According to the new U.S. Centers for Disease Control and Prevention study, the number of Americans getting recommended cancer screening remains below target levels. This is especially the case for people who don’t have health insurance.
Ingrid Hall, an epidemiologist in CDC’s division of cancer prevention and control and lead researcher said, “continued public health efforts are needed to reduce barriers for accessing medical care; increase the number of providers who discuss the harms and benefits of cancer screening with patients and increase the number of people who receive cancer screenings, particularly among the uninsured and those with no usual source of care,”.
Some factors that have been seen to contribute to the apparent lack of screenings are not having a regular source for medical care, not being insured and not having seen a doctor in the past year.
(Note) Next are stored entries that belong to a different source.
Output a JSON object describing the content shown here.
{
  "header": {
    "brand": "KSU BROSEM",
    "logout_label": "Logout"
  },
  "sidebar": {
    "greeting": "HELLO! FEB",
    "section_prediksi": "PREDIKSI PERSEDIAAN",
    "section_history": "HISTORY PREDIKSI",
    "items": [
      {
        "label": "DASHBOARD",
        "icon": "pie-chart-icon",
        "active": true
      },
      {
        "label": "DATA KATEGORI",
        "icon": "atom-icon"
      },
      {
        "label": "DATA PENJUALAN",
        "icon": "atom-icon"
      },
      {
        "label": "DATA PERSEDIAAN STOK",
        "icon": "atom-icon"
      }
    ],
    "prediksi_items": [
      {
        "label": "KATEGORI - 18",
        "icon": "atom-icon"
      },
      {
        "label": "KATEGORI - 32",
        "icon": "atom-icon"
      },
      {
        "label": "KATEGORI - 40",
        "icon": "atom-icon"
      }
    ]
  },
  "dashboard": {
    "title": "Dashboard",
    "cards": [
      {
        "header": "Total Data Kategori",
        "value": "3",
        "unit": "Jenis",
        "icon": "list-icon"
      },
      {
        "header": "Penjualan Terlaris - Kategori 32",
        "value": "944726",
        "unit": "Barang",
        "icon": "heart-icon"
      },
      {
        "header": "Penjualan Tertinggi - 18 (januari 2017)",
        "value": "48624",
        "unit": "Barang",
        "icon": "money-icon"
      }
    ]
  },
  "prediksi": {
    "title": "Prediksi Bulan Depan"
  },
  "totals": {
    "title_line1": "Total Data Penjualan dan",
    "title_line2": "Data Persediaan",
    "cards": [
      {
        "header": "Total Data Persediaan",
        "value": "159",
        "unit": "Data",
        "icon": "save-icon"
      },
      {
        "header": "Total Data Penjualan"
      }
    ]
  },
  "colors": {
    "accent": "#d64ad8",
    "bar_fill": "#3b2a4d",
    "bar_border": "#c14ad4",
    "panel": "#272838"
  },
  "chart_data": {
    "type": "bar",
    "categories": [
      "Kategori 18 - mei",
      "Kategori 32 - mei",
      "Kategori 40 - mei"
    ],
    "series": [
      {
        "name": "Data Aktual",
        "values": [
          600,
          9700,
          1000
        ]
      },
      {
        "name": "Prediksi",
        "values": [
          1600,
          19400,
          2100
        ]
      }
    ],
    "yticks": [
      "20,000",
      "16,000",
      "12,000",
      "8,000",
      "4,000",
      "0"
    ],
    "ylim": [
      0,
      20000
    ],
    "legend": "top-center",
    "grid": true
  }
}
Asians, the poor, younger people and the less educated are also among those who are less likely to get cancer screenings.
According to the study, the use of Pap tests declined 4 percent from 2000 to 2015, and rates of mammograms declined 3 percent among women who had a regular source of care. Among all women included in the study, 81 percent reported having a recent Pap test and 72 percent reported a recent mammogram.
Meanwhile, there has been an increase of 29 percent in screening for colon cancer for men and women between 2000 and 2015. It has been pointed out that more increased awareness of the need for regular and timely screening, continued expansion of insurance coverage and the use of electronic medical records with automatic reminders for patients and physicians are still needed.